Episode 3
The Comparison Economy — Why Nobody Feels Rich Anymore

Pawan’s phone was working perfectly.
The battery was fine.
The camera was decent.
The screen had no cracks.
But after watching three friends upload photos with new iPhones in the same month suddenly, his own phone started feeling old.
That is how modern dissatisfaction begins, quietly not because life became worse but because somebody else’s life started looking better.
Three years ago, Pawan used social media to relax. Today, it silently pressures him.
Every scroll feels like a reminder:
- someone bought a car,
- someone went to Bali,
- someone got promoted,
- someone bought a house,
- someone is “winning” at life.
And slowly, without realizing it comparison becomes a monthly expense.
Pawan earns ₹38,000 a month now, technically, he earns more than he did two years ago but strangely, he feels financially smaller because the more society upgrades visually
the more middle-class people feel emotionally left behind.
One weekend Pawan sat with his friends at a café in Bengaluru. The table looked so expensive not because the people were rich but because everybody was trying to look financially comfortable. One friend upgraded his bike recently. Another bought the latest iPhone on EMI. Someone booked an international trip through a credit card offer. Someone casually mentioned stock market profits. The conversation sounded successful. But underneath it all, almost everyone at that table was financially stressed. Nobody admitted it because modern middle-class culture has an unwritten rule: “Struggle privately. Appear stable publicly”
A few days later, Pawan opened an online shopping app “just to browse.”
Two hours later, he had ordered:
- branded shoes,
- wireless earbuds,
- a smartwatch strap,
- and a dinner coupon he didn’t even need.
Total amount: ₹11,480.
Paid using: “Buy Now Pay Later”, At first, it felt exciting. Then came the monthly deductions.
This is the new economy nobody openly talks about. An economy where people are no longer buying things only for utility.
They are buying emotions:
- status,
- validation,
- confidence,
- belonging,
- relevance.
Because in today’s world, appearing successful often matters more than feeling peaceful.
And social media understands this perfectly. Every platform survives on one powerful business model: Make ordinary people feel incomplete. That’s why your feed constantly shows:
- luxury lifestyles,
- productivity influencers,
- perfect relationships,
- expensive gadgets,
- aesthetic workspaces,
- “Success before 30” stories.
Not because everyone is truly living like that but because aspiration keeps people consuming.

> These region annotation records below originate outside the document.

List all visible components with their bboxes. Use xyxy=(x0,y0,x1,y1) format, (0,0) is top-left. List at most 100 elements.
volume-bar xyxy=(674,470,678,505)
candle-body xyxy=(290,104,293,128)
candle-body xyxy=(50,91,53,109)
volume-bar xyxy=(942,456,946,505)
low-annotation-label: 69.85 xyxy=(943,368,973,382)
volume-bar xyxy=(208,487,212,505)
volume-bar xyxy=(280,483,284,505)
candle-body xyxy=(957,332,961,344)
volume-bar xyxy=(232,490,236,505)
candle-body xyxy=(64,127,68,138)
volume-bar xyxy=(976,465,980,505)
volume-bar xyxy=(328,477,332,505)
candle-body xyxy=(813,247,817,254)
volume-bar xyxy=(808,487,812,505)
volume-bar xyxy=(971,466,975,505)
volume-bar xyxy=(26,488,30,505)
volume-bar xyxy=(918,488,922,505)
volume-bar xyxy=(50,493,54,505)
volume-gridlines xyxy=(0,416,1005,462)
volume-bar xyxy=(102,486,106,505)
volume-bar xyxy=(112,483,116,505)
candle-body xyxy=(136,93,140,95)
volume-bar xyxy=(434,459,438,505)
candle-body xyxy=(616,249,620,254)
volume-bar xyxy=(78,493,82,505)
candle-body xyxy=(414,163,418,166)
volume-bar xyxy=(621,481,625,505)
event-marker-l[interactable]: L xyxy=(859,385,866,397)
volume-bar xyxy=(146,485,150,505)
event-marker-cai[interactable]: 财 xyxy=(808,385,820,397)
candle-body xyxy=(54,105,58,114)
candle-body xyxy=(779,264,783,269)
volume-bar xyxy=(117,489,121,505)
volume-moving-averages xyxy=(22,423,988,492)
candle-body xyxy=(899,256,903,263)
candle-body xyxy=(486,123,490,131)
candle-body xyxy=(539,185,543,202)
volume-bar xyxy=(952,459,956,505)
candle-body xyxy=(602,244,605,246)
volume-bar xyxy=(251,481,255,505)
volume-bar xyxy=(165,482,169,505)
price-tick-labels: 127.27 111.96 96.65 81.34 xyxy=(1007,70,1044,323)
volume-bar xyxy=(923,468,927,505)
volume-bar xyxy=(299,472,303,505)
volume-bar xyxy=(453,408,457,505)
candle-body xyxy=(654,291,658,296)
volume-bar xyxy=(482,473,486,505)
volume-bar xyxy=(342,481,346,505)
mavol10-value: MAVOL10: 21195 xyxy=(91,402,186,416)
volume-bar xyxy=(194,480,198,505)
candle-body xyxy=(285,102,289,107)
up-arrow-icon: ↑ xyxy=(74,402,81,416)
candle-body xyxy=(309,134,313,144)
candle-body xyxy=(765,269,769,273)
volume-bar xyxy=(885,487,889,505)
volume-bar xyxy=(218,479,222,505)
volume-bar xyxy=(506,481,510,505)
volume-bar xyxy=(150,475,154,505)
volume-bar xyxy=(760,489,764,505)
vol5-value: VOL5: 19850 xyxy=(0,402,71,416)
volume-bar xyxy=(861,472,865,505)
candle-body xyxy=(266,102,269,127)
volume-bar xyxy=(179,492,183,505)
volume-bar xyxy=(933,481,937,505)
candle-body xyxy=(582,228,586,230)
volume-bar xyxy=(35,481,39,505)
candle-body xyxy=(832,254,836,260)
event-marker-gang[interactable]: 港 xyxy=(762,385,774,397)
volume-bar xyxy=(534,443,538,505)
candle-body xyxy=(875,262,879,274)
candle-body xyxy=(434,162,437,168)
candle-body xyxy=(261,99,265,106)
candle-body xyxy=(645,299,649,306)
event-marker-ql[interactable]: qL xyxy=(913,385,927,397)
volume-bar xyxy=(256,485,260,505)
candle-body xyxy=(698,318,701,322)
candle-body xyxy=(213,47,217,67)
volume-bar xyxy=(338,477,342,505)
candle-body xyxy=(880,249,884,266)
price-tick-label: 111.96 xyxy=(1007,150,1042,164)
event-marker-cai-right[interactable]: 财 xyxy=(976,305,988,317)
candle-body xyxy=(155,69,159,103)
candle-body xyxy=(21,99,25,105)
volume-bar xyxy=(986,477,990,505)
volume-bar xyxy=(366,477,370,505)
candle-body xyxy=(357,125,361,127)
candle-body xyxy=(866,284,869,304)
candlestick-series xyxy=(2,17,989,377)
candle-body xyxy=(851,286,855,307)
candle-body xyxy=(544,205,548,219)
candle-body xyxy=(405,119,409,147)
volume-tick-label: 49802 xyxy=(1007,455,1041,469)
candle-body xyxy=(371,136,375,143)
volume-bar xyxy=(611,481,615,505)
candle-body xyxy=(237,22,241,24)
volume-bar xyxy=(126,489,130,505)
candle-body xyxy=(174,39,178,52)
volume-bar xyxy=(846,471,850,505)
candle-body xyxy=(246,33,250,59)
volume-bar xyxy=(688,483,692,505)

Modern consumer culture had quietly transformed spending into emotional therapy and businesses were profiting from loneliness, insecurity, and comparison. Savings left: Almost nothing. The painful part? Most of these expenses were not survival expenses, they were comparison expenses.
The middle class today is trapped in a dangerous psychological race not to become rich but to avoid feeling unsuccessful and there’s a difference, A huge difference.
Because once financial decisions become emotional logic slowly disappears.
Why peace feels rare now? Because comparison never ends.
There will always be:
- a better phone,
- a bigger house,
- a higher salary,
- a better vacation,
- a richer friend,
- a more successful colleague.
The finish line keeps moving and the middle class keeps running.
The Mantra Take
The modern middle class is no longer competing with neighbours. It is competing with entire timelines. Thousands of lifestyles, Millions of edited realities and slowly, social media has transformed comparison into a full-time economy.
An economy where insecurity creates consumption, where validation creates spending where appearances quietly become financial pressure but hidden inside this noise, there are still a few people choosing a different path.
People who:
- delay unnecessary upgrades,
- spend without performing,
- live below their salary,
- protect peace more than appearances,
- and understand that financial freedom is often invisible.
Because real wealth does not always look luxurious online, sometimes, it simply looks calm and maybe that is what the middle class truly messed up today.
Debt can sometimes be repaid but comparison? Comparison is endless.